Casa de taipa na caatinga de Patamuté, onde nasci.

“Tudo está neste lugar: os silêncios, o tempo, o calor, a poeira, a solidão.” (José Luiz Villamarim, diretor de cinema e televisão, sobre o sertão nordestino)

Modéstia à parte, nasci em Patamuté, lugar encravado no sertão da Bahia.

Em Patamuté é modo de dizer, porque nascer lá é muita honra e por isto sempre digo que sou de lá, com orgulho.

Mas nasci mesmo foi numa rústica casa de taipa, entre pedras e cactos, na caatinga, divisa com o município de Chorrochó, nos barrancos do Riacho da Várzea.

Esse lugar pertence ao distrito de Patamuté, minha querida aldeia, lá para as bandas do município de Curaçá.

Um amigo metido a filósofo, depois do terceiro uísque, quis saber a razão de tanto me orgulhar de lá.

Expliquei-lhe. Melhor, perguntei-lhe.

Você sabe o que é nascer ouvindo o canto dos pássaros e a cantiga das cigarras e se criar dividindo espaço com bodes, cabras, ovelhas, tatus, tamanduás, preás, raposas, teiús, galinhas e outra série de animais e aves do sertão?

Sabe o que é passar a infância com os pés descalços e roupas rasgadas e conviver, diariamente, com o sol escaldante do sertão?

Sabe o que é beber água de pote?

Você já viu a escuridão ou o luar da caatinga, o fogão a lenha, os galhos retorcidos das árvores em tempo de seca?

Já viu o verde, quando Deus manda chuva para alegrar o sertanejo?

Já ouviu a conversa despretensiosa do sertanejo, os “causos” que ele conta? 

Sabe como é bom tomar banho nas águas barrentas do Riacho da Várzea, que serpenteia devagar, em direção ao São Francisco e nem sempre suas águas chegam lá, porque vão se perdendo na secura do tempo?

Sabe o que é beber água salobra de cacimba, em tempo de seca, dividindo o espaço com abelhas e sapos, sentir-se bem com isso e ainda agradecer a Deus?

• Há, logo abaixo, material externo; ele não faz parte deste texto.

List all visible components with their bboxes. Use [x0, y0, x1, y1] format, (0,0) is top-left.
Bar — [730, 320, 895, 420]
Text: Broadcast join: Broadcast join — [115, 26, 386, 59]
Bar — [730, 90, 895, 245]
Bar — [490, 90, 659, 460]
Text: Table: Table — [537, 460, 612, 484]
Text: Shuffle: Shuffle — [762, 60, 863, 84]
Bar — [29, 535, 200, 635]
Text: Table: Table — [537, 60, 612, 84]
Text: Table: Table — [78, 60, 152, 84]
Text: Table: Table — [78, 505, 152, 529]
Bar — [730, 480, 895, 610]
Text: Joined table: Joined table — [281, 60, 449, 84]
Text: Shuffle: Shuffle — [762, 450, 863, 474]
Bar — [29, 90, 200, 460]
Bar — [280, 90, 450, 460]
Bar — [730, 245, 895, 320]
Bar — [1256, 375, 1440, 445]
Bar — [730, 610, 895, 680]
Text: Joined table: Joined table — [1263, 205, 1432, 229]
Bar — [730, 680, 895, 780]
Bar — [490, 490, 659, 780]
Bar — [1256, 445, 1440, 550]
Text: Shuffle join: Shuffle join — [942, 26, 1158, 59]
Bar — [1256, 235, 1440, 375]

Já descansou à sombra de um juazeiro?

Sabe o que é assistir ao espetáculo de caprinos e ovinos berrando em volta do chiqueiro ao anoitecer?

Você já viu a lua na caatinga? As estrelas, o cantar dos pássaros noturnos, o coaxar dos sapos?

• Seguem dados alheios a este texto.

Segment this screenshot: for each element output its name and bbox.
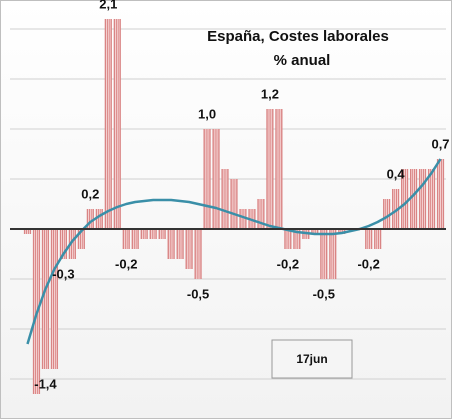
- chart-subtitle: % anual: [274, 52, 331, 69]
- bar: [203, 129, 211, 229]
- bar: [266, 109, 274, 229]
- annotation-box: [271, 339, 353, 379]
- bar: [239, 209, 247, 229]
- bar: [275, 109, 283, 229]
- data-label: -0,2: [357, 256, 379, 271]
- bar: [418, 169, 427, 229]
- bar: [185, 229, 193, 269]
- trend-line: [26, 158, 442, 345]
- bar: [50, 229, 59, 369]
- bar: [221, 169, 229, 229]
- bar: [149, 229, 157, 239]
- bar: [167, 229, 175, 259]
- bar: [194, 229, 202, 279]
- data-label: 0,2: [81, 186, 99, 201]
- data-label: -1,4: [34, 376, 57, 391]
- bar: [176, 229, 184, 259]
- data-label: 1,2: [261, 86, 279, 101]
- bar: [41, 229, 50, 369]
- bar: [365, 229, 373, 249]
- bar: [131, 229, 139, 249]
- bar: [320, 229, 328, 279]
- bar: [329, 229, 337, 279]
- bar: [383, 199, 391, 229]
- bar: [401, 169, 409, 229]
- bar: [122, 229, 130, 249]
- bar: [284, 229, 292, 249]
- data-label: -0,5: [313, 286, 335, 301]
- data-label: 0,4: [387, 166, 406, 181]
- data-label: -0,2: [277, 256, 299, 271]
- bar: [158, 229, 166, 239]
- annotation: 17jun: [296, 352, 327, 366]
- bar: [140, 229, 148, 239]
- data-label: 1,0: [198, 106, 216, 121]
- data-label: 0,7: [431, 136, 449, 151]
- bar: [436, 159, 445, 229]
- bar: [374, 229, 382, 249]
- chart-title: España, Costes laborales: [207, 28, 389, 45]
- bar: [95, 209, 103, 229]
- bar: [59, 229, 67, 259]
- bar: [212, 129, 220, 229]
- data-label: 2,1: [99, 0, 117, 11]
- bar: [409, 169, 418, 229]
- data-label: -0,5: [187, 286, 209, 301]
- data-label: -0,2: [115, 256, 137, 271]
- bar: [113, 19, 121, 229]
- bar: [104, 19, 112, 229]
- bar: [427, 169, 436, 229]
- bar: [86, 209, 94, 229]
- bar: [230, 179, 238, 229]
- data-label: -0,3: [52, 266, 74, 281]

Você já viu o sol escaldante da caatinga? Já viu o nascer do sol e o crepúsculo na caatinga?   

Sabe o que é nascer e ser criado num universo imenso como as caatingas de Curaçá e Chorrochó, onde se faz história de tudo, até do sofrimento de sua gente?

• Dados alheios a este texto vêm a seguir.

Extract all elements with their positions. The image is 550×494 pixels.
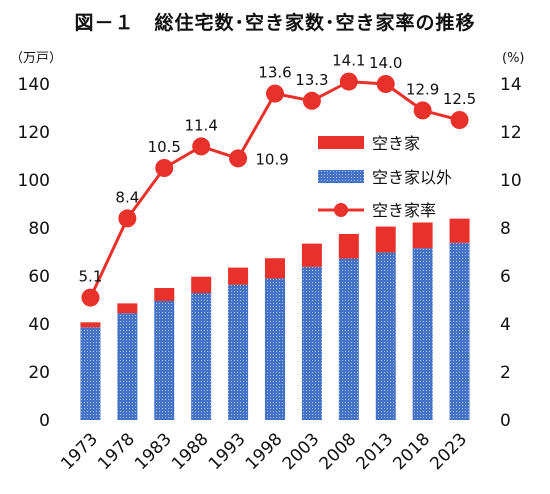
x-tick-label: 1973 bbox=[57, 429, 102, 474]
bar-non-vacant bbox=[154, 300, 175, 420]
rate-point bbox=[450, 111, 469, 129]
right-tick-label: 4 bbox=[500, 315, 511, 335]
rate-point bbox=[266, 84, 284, 103]
rate-line: 5.1 8.4 10.511.4 10.9 13.6 13.314.1 14.012.912… bbox=[79, 52, 476, 307]
bar-non-vacant bbox=[228, 284, 249, 420]
legend-marker-rate bbox=[334, 203, 348, 217]
left-tick-label: 40 bbox=[28, 315, 50, 335]
bar-non-vacant bbox=[338, 258, 359, 420]
left-tick-label: 80 bbox=[28, 219, 50, 239]
rate-point bbox=[81, 288, 100, 307]
bar-vacant bbox=[117, 303, 138, 314]
right-axis-unit: (%) bbox=[502, 51, 525, 66]
right-tick-label: 6 bbox=[500, 267, 511, 287]
bar-non-vacant bbox=[117, 313, 138, 420]
rate-point bbox=[302, 91, 321, 110]
x-tick-label: 2003 bbox=[279, 429, 324, 474]
left-axis-ticks: 0 20 40 60 80 100 120 140 bbox=[18, 75, 50, 431]
bars bbox=[80, 218, 470, 420]
right-tick-label: 12 bbox=[500, 123, 522, 143]
bar-vacant bbox=[412, 222, 433, 249]
bar-non-vacant bbox=[375, 252, 396, 420]
legend-label-non-vacant: 空き家以外 bbox=[372, 168, 452, 187]
rate-data-label: 13.6 bbox=[258, 64, 291, 82]
right-axis-ticks: 0 2 4 6 8 10 12 14 bbox=[500, 75, 522, 431]
left-tick-label: 100 bbox=[18, 171, 50, 191]
rate-point bbox=[118, 209, 137, 228]
left-tick-label: 120 bbox=[18, 123, 50, 143]
x-tick-label: 2008 bbox=[316, 429, 361, 474]
rate-data-label: 11.4 bbox=[184, 116, 217, 134]
bar-vacant bbox=[191, 276, 212, 294]
x-tick-label: 1993 bbox=[205, 429, 250, 474]
left-tick-label: 0 bbox=[39, 411, 50, 431]
bar-vacant bbox=[154, 288, 175, 301]
x-tick-label: 2023 bbox=[426, 429, 471, 474]
bar-non-vacant bbox=[265, 278, 285, 420]
legend-swatch-vacant bbox=[318, 136, 364, 149]
rate-point bbox=[192, 137, 211, 156]
bar-non-vacant bbox=[80, 327, 101, 420]
bar-vacant bbox=[301, 243, 322, 267]
right-tick-label: 10 bbox=[500, 171, 522, 191]
left-tick-label: 60 bbox=[28, 267, 50, 287]
x-tick-label: 2013 bbox=[353, 429, 398, 474]
rate-data-label: 12.9 bbox=[406, 80, 439, 98]
rate-point bbox=[229, 149, 248, 168]
rate-data-label: 5.1 bbox=[79, 268, 103, 286]
rate-data-label: 14.1 bbox=[332, 52, 365, 70]
bar-vacant bbox=[228, 267, 249, 285]
x-tick-label: 1988 bbox=[168, 429, 213, 474]
left-tick-label: 20 bbox=[28, 363, 50, 383]
rate-data-label: 8.4 bbox=[115, 188, 139, 206]
right-tick-label: 0 bbox=[500, 411, 511, 431]
legend-label-rate: 空き家率 bbox=[372, 201, 436, 220]
left-axis-unit: （万戸） bbox=[10, 51, 62, 66]
bar-vacant bbox=[265, 258, 285, 279]
left-tick-label: 140 bbox=[18, 75, 50, 95]
right-tick-label: 2 bbox=[500, 363, 511, 383]
rate-data-label: 10.9 bbox=[255, 150, 288, 168]
x-axis-ticks: 1973197819831988199319982003200820132018… bbox=[57, 429, 471, 474]
chart-title: 図－１ 総住宅数･空き家数･空き家率の推移 bbox=[74, 12, 476, 34]
bar-vacant bbox=[449, 218, 470, 243]
rate-point bbox=[339, 72, 358, 91]
bar-non-vacant bbox=[449, 242, 470, 420]
bar-non-vacant bbox=[412, 248, 433, 420]
bar-vacant bbox=[375, 226, 396, 253]
bar-vacant bbox=[338, 234, 359, 259]
bar-vacant bbox=[80, 322, 101, 328]
rate-point bbox=[376, 75, 395, 93]
rate-point bbox=[155, 159, 174, 177]
legend-swatch-non-vacant bbox=[318, 170, 364, 183]
bar-non-vacant bbox=[191, 293, 212, 420]
rate-data-label: 14.0 bbox=[369, 54, 402, 72]
right-tick-label: 14 bbox=[500, 75, 522, 95]
right-tick-label: 8 bbox=[500, 219, 511, 239]
x-tick-label: 1983 bbox=[131, 429, 176, 474]
x-tick-label: 1998 bbox=[242, 429, 287, 474]
rate-point bbox=[413, 101, 432, 120]
rate-data-label: 10.5 bbox=[148, 138, 181, 156]
x-tick-label: 2018 bbox=[389, 429, 434, 474]
rate-data-label: 13.3 bbox=[295, 71, 328, 89]
legend-label-vacant: 空き家 bbox=[372, 134, 420, 153]
x-tick-label: 1978 bbox=[94, 429, 139, 474]
rate-data-label: 12.5 bbox=[443, 90, 476, 108]
bar-non-vacant bbox=[301, 266, 322, 420]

Sabe o que é orgulhar-se até do desespero dos desamparados naquele mundão?

Sabe o que é lembrar as lágrimas – e foram tantas – de nossos antepassados? Sabe como um povo consegue ser tão forte, embora em meio a tanto sofrimento e, não obstante, sempre vive alegre e espirituoso?

Tudo isto é muito orgulho, que às vezes fica querendo saltar do peito em direção ao mundo.

Tudo isto é muita honra e honra maior é dizer: sou filho de Patamuté.

Os lugares de minha aldeia são muitos, inúmeros, inesquecíveis: os riachos, as estradas, a caatinga, os umbuzeiros, a sombra das árvores, o xique-xique, o mandacaru, a terra quente, as candeias de Patamuté, a pobreza da casa de taipa onde nasci, o cenário do sofrimento e o amor que tenho por lá, que nunca saiu de lá, mas continua me acompanhando onde vou.

Ilustro esta crônica com a imagem da casa onde nasci.

Lá sofri, sorri, chorei, sonhei.

Lá o tempo conserva minhas raízes.

Lá aprendi a ter esperança e acreditar no nascer da aurora e na perspectiva de novos horizontes.

Lá foi minha melhor escola de humildade, conheci minha pequenez e minhas limitações e aprendi a inutilidade da arrogância.

Lá iniciei os primeiros passos em direção ao desconhecido.

Continuo andando, sorrindo, chorando, sofrendo, tropeçando, caindo e ainda sonhando.